If only I could answer my own questions, things might be better. I am reading over this on 11.04.14, and I feel just fine. I carry my laptop most days in case I want to write, some days I do and some I don’t, but knowing I have my laptop and knowing I am taking it to write about my problems is not making me anxious – so I think I can disregard the theory about the connection, that however means I don’t know!

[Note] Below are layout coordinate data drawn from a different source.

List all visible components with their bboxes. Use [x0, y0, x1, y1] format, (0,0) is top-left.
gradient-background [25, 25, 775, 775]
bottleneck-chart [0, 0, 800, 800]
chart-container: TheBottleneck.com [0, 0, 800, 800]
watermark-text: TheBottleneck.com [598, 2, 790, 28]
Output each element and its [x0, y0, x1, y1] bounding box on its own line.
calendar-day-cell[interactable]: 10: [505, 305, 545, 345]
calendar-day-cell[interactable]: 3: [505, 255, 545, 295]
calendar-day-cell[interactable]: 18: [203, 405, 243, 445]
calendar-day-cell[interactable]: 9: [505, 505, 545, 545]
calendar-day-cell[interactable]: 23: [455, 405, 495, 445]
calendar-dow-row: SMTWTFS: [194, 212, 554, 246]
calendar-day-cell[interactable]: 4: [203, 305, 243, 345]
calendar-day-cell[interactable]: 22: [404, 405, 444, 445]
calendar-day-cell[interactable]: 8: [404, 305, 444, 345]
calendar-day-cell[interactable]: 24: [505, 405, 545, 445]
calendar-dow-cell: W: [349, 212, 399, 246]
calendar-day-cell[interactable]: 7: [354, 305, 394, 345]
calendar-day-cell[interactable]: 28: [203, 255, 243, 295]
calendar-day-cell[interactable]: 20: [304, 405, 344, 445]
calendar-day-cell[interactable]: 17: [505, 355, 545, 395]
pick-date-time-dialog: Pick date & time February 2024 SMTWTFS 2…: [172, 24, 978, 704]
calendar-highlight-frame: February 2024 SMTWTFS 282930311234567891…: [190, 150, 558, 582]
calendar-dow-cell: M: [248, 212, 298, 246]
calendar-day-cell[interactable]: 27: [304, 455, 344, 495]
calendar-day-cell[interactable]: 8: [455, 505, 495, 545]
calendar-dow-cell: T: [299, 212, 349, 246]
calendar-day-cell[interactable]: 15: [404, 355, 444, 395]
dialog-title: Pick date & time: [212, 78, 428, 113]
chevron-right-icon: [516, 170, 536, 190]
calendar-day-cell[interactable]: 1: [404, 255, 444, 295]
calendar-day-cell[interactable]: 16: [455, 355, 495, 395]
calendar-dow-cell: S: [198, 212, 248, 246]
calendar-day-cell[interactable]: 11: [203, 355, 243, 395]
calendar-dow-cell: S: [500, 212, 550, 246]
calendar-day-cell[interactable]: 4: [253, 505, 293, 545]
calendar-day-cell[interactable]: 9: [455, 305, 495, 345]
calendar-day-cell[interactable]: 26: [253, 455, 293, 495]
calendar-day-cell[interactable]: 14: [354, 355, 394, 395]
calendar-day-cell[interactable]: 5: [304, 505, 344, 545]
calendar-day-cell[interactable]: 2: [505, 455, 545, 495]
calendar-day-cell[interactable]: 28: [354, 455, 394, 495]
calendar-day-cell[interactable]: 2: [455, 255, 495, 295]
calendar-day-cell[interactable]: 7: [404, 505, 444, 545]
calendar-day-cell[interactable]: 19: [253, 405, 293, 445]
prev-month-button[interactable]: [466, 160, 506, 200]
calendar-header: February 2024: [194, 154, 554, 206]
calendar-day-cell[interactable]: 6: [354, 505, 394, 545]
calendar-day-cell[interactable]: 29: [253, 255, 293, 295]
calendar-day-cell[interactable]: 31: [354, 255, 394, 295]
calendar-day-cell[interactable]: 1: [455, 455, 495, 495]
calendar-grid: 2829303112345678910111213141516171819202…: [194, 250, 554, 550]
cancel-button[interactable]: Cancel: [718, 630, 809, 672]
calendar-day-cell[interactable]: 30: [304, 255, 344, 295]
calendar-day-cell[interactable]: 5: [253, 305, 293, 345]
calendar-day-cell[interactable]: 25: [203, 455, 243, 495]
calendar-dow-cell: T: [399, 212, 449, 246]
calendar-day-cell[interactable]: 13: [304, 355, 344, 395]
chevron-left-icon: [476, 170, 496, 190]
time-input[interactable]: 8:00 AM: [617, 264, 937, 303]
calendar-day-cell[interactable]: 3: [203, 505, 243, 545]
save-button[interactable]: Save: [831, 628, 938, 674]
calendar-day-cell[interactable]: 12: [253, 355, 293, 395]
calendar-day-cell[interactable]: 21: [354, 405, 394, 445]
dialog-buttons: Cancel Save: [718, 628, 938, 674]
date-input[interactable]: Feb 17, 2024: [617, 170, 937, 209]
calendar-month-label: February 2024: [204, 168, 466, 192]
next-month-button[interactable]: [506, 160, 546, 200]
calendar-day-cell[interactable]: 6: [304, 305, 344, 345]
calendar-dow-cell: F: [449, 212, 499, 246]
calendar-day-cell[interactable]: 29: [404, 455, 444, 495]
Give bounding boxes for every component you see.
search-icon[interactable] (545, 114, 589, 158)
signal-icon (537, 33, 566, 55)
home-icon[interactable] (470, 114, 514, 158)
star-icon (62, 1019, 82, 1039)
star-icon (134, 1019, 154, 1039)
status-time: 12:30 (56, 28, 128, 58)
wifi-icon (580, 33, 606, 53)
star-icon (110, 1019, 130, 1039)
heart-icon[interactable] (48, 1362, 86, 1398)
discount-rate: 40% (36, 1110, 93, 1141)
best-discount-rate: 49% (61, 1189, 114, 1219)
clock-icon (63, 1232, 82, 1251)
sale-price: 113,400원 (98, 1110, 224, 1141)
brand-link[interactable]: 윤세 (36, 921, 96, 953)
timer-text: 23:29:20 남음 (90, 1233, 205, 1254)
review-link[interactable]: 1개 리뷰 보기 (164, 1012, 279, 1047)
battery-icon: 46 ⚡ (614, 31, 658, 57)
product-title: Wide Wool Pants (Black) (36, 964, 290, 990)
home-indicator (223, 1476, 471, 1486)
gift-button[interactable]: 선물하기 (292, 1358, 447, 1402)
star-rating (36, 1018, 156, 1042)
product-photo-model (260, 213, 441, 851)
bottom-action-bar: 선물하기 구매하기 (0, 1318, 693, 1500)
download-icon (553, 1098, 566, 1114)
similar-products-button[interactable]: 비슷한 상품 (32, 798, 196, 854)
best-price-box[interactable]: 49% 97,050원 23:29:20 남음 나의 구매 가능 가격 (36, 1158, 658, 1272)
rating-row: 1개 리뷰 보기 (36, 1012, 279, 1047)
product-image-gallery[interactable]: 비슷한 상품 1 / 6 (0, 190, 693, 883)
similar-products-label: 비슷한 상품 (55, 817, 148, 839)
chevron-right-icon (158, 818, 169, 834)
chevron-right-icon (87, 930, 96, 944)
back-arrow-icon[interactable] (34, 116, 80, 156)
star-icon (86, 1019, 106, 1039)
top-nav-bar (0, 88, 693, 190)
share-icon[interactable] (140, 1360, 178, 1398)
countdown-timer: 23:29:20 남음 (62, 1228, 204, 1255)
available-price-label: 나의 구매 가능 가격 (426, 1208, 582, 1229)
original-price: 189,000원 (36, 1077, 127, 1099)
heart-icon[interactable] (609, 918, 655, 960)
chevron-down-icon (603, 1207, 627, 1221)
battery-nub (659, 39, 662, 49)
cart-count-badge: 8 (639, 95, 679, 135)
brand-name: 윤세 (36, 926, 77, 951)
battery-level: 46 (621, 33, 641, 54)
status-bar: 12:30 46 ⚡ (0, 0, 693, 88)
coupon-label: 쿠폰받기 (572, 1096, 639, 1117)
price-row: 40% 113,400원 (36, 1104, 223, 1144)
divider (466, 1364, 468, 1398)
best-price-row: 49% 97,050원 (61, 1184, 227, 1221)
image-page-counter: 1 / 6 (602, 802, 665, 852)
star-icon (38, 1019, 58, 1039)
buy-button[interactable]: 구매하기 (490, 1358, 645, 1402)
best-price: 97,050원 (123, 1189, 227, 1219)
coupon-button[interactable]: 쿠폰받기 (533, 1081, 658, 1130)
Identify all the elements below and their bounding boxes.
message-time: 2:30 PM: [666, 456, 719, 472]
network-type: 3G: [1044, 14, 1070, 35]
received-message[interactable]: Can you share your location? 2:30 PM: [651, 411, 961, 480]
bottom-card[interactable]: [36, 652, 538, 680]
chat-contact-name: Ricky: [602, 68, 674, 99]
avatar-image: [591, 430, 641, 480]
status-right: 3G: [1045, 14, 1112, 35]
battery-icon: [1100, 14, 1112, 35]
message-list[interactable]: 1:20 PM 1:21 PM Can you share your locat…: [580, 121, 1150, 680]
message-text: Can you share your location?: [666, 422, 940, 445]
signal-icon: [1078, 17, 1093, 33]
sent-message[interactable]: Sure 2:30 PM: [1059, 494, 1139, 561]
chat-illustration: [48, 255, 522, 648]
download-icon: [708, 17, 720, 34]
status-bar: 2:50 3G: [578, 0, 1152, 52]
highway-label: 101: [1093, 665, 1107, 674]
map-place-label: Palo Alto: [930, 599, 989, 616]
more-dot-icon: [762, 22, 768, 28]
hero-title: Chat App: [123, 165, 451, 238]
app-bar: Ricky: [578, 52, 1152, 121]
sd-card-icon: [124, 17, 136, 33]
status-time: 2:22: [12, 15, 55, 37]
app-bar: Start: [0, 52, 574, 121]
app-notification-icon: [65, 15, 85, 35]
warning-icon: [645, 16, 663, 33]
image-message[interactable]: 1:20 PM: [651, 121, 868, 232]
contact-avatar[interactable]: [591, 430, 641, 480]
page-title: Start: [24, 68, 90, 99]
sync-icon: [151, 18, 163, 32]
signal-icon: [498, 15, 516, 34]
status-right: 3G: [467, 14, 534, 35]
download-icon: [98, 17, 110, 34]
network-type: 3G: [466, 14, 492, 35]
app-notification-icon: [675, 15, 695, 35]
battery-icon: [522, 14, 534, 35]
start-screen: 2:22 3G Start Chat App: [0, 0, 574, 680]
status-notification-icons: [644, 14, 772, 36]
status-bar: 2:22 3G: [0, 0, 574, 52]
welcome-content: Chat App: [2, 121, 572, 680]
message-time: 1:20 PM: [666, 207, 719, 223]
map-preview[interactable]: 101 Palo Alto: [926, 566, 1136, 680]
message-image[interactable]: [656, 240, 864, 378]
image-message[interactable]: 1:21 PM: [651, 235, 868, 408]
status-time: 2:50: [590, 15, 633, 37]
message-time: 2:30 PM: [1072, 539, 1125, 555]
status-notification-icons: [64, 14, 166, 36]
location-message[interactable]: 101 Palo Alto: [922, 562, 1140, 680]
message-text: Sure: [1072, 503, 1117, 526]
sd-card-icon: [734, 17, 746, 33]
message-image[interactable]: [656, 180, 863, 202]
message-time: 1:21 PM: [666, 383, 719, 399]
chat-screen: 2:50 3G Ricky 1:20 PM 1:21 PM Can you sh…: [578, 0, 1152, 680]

(2020 – Will I ever know)?
So what have I done about it today? Well, I have told the wife who is home not very well; she was understanding as always. And other than that I have just kept going, and things have got better as the day has gone on, but I can’t help but wonder why it happens when there is nothing at all that I have to worry about or concern myself with, and I hate it, still hate it with a passion.
Other than that the last two months have been pretty good, my friend and I have decided that when the weather is better, we will go back to Llandegla, I want to cycle past the spot and stick two fingers up at it to see if it helps. He said we should go back and we would take the ‘easy’ route this time. I thought that was ironic considering that we were cycling uphill at about 4-5 mph when the accident happened! It doesn’t get any easier than that really, but we will go, although I need to get some cycling done first, I haven’t done much recently, so I need to prepare. He reckons it will put my demons to rest, knowing my luck I will fall off again!
And here in 2020, it is something that never happened, and I don’t know why from 6/7 years ago, but it won’t happen now as I don’t have a bike!